You probably already know about the benefits of meditation, like how it reduces stress, improves mental performance and helps you sleep better — yet you still can’t seem to make the practice part of your regular routine. You’re just not convinced it’s for you.
You’re not alone. Many people want to receive the benefits they hear about, yet their excuses keep getting in the way.

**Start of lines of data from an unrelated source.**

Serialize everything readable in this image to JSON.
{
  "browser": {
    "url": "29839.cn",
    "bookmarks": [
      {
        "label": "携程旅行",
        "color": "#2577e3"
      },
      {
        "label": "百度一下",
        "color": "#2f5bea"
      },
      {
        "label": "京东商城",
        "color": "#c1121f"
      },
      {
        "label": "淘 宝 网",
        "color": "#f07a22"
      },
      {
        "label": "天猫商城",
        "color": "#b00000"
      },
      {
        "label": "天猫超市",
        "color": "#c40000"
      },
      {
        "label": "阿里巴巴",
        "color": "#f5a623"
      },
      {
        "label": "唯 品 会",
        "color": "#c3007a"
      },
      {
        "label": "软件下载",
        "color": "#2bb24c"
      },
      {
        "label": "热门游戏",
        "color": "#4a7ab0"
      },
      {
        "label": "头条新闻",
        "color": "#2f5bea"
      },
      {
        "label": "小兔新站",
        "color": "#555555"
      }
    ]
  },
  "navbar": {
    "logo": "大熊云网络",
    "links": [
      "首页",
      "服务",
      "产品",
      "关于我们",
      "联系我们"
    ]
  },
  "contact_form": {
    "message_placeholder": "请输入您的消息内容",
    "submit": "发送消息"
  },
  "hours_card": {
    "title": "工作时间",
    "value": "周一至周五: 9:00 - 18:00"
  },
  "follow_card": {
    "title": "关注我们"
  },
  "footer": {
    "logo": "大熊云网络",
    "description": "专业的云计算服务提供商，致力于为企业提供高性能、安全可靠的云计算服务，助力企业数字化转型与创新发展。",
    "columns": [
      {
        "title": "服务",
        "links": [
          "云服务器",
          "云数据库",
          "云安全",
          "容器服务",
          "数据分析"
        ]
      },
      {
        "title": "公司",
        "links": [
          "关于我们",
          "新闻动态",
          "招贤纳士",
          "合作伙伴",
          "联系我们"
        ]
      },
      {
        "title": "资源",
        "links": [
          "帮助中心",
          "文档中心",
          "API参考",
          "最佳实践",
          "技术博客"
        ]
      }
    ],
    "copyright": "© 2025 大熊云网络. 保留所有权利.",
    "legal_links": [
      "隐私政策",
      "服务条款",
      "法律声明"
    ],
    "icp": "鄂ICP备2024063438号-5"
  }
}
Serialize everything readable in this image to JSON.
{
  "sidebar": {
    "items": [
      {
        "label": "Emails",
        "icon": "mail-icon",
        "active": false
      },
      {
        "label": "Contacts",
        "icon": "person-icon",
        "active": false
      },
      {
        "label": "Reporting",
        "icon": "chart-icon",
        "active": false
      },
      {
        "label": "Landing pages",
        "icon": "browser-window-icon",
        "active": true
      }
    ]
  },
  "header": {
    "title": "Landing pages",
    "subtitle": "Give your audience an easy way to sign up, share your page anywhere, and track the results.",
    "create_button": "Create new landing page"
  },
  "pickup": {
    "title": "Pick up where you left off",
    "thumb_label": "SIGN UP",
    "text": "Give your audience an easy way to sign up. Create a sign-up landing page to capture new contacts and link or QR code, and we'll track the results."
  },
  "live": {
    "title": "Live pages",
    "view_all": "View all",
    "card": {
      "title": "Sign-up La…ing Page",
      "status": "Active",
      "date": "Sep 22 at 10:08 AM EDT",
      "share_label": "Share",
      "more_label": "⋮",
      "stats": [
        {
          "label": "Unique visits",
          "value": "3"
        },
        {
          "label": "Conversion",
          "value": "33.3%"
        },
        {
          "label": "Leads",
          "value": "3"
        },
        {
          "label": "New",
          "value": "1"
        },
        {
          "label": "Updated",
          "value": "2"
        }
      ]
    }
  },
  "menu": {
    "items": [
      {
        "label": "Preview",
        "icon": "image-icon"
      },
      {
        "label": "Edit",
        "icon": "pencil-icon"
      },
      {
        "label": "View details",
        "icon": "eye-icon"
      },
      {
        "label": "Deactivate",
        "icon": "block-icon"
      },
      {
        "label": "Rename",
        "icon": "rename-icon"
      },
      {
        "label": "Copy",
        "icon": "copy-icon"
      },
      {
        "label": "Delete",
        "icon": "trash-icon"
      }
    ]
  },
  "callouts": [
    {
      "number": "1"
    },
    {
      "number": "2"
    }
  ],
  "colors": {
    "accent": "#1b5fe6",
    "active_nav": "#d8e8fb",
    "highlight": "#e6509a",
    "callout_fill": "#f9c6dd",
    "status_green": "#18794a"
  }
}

If you haven’t started meditating for one reason or another, I’m going to debunk the top excuses that I hear keeps people from establishing a regular meditation practice.
1. It’s Too Religious
If you aren’t meditating because you aren’t religious, that’s not a valid excuse. Yes, you may hear Sanskrit chanting from a meditation room, and you will read about meditation in ancient religious texts. But to sit still with the intention to find inner peace is not religious at all. There are many neutral techniques you can learn; some focus on the breath while others use sound as an anchor. What these neutral techniques all do is steer clear of any religious association.
2. Not Enough Time
Most people are busy. They’ve got full lives with jobs and families, and the thought of just sitting still and doing nothing feels like a waste of time — I get it. And I also understand that it’s hard to prioritize sitting still and doing nothing when you have a million other things to do. But if you set aside 5 minutes to meditate every day, you would notice a huge difference in your life. You’d have more clarity and gain better perspective in everything you do, and your ability to handle stress will greatly improve. And when you start with just 5 minutes, you may get to the point where you want more, and you come to rely on it every day, like brushing your teeth. So saying you have no time isn’t a good excuse because everybody has 5 minutes. Skip scrolling through your social feeds for a change!
3. I’m Not Good at It
Meditation is a practice. The word practice means you have to keep at it the same way you would with a sport or musical instrument. Having a busy mind that won’t quit may feel like a detriment to a meditation practice, but the goal isn’t to stop thinking. The purpose is to become more aware of your thoughts. So you can stop being ruled by every little whim or emotion, and instead you slow down your reaction time by creating space in between your thoughts. There will be good days and there will be bad days. The most important thing is to keep at it every day. This is how you will experience progress. And this is how you make meditation a part of your regular routine.